Progress Through Partnership: Stakeholders in New Treatments

As TB Alliance acknowledges its 20th year, we remain committed to advancing new cures and meeting the aspirations of those who gathered in Cape Town to demand a better future for those who suffer from TB. Read from our 20 Stories for 20 Years series below:

Partnership is central to TB Alliance. Over the past 20 years, TB Alliance’s Stakeholders Association (SHA) has embodied this fact, acting as a diverse group of member organizations that advise TB Alliance’s efforts to transform the landscape for TB drug development.

TB Alliance was conceived on February 8, 2000 at a meeting in Cape Town, South Africa, where 120 representatives from academia, industry, major agencies, non-governmental organizations and donors gathered to discuss the need for new TB treatments.

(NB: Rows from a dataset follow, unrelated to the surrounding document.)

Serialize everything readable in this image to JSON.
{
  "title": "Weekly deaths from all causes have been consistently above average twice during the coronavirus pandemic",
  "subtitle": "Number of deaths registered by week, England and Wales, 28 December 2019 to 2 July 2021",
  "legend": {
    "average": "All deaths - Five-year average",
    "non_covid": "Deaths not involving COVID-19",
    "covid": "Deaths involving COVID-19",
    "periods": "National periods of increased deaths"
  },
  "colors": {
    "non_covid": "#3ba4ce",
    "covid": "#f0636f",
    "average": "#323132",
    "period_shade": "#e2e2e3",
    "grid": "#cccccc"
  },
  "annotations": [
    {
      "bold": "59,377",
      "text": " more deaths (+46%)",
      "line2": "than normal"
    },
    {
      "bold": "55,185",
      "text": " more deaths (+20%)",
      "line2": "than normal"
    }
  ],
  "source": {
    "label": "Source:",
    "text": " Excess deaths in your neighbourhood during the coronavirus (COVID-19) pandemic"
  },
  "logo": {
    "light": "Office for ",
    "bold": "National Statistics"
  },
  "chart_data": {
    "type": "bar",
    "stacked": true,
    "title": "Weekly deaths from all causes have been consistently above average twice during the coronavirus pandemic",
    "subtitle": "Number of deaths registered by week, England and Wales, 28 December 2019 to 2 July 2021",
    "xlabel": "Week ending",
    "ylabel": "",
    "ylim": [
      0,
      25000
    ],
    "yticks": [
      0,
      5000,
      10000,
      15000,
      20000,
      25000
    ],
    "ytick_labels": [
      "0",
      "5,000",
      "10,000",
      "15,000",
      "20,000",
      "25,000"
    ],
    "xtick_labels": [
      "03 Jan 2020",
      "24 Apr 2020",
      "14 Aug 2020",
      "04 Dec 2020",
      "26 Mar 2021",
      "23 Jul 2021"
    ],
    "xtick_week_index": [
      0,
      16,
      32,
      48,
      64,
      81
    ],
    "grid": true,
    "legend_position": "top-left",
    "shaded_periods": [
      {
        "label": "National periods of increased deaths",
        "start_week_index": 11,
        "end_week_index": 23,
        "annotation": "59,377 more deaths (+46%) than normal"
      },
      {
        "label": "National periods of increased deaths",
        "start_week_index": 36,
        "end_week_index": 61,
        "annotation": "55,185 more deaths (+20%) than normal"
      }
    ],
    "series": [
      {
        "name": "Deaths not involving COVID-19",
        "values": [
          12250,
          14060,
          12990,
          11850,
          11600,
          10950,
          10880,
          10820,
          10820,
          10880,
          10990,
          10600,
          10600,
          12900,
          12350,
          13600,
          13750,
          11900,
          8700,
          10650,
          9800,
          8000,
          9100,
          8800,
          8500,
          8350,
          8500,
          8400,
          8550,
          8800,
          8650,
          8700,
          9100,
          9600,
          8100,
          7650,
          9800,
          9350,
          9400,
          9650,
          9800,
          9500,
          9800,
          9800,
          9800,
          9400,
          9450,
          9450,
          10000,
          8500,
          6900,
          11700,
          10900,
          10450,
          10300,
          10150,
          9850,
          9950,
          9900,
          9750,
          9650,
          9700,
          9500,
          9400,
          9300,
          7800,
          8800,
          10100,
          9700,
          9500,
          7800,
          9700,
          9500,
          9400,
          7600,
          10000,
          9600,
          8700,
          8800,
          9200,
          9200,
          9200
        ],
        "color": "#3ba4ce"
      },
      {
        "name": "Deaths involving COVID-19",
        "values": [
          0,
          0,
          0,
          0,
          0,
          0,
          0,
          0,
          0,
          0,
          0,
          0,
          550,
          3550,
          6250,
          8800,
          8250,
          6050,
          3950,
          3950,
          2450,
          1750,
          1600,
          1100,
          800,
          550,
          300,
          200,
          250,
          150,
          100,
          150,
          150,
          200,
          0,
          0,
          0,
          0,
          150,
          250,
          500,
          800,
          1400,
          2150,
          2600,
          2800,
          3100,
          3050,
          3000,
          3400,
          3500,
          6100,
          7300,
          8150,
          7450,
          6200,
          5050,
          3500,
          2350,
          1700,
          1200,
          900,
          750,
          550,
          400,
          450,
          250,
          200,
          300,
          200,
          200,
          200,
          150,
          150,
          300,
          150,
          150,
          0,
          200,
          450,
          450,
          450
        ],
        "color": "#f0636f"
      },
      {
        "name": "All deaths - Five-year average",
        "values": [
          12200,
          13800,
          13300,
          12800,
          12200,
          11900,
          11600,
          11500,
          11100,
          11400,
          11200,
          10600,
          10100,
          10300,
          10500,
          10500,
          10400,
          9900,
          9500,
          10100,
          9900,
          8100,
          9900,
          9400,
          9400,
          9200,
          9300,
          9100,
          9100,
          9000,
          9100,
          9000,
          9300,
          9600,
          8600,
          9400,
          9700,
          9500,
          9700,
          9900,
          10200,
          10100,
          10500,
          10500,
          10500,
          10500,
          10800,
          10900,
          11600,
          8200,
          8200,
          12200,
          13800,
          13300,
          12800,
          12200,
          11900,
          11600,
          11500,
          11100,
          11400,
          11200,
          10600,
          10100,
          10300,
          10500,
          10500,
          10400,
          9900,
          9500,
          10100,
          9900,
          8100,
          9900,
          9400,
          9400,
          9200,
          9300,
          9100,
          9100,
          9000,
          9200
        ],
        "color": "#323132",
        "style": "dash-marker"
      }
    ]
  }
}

The resulting "Declaration of Cape Town" provided a roadmap for TB drug development, calling for the creation of TB Alliance to lead the development of new treatments that could make a difference in the fight against TB. The organizations that signed the declaration were founding members of the SHA, and 18 of them remain active members as TB Alliance enters its third decade.

TB Alliance and TB survivors on Capitol Hill for World TB Day 2020
The SHA is a global association that includes 65 members across 6 continents

Founding TB Alliance Board Member Ariel Pablos Mendez notes that the SHA was established “to make sure this effort was accountable to the larger world.”

SHA members meet annually and have played many different roles, including as partners in research, trusted advisors and advocates for new approaches.

For example, the SHA established the position of community representative among its membership in 2005, seeking to bring the voice of people directly impacted by TB to the table. Informed by this commitment to the inclusion of community voices, TB Alliance would go on to establish a Community Engagement program as it embarked on global clinical trials of new treatments.

Mitchell Warren, executive director of AVAC, was elected SHA President in 2019. In this role, which includes a seat on TB Alliance’s Board of Directors, he views the SHA as critical in the context of navigating delivery and uptake of new products – a challenge that he expects to define the next era of the organization.

“The SHA has been a core component of the Alliance from its earliest days, in recognition that the Alliance needed all of these different inputs, [...] and I think the Stakeholder Association will play a huge role in helping TB Alliance understand what the next couple of steps need to look like,” says Warren. “Some of this is uncharted territory. And we have to be willing to chart that path together.”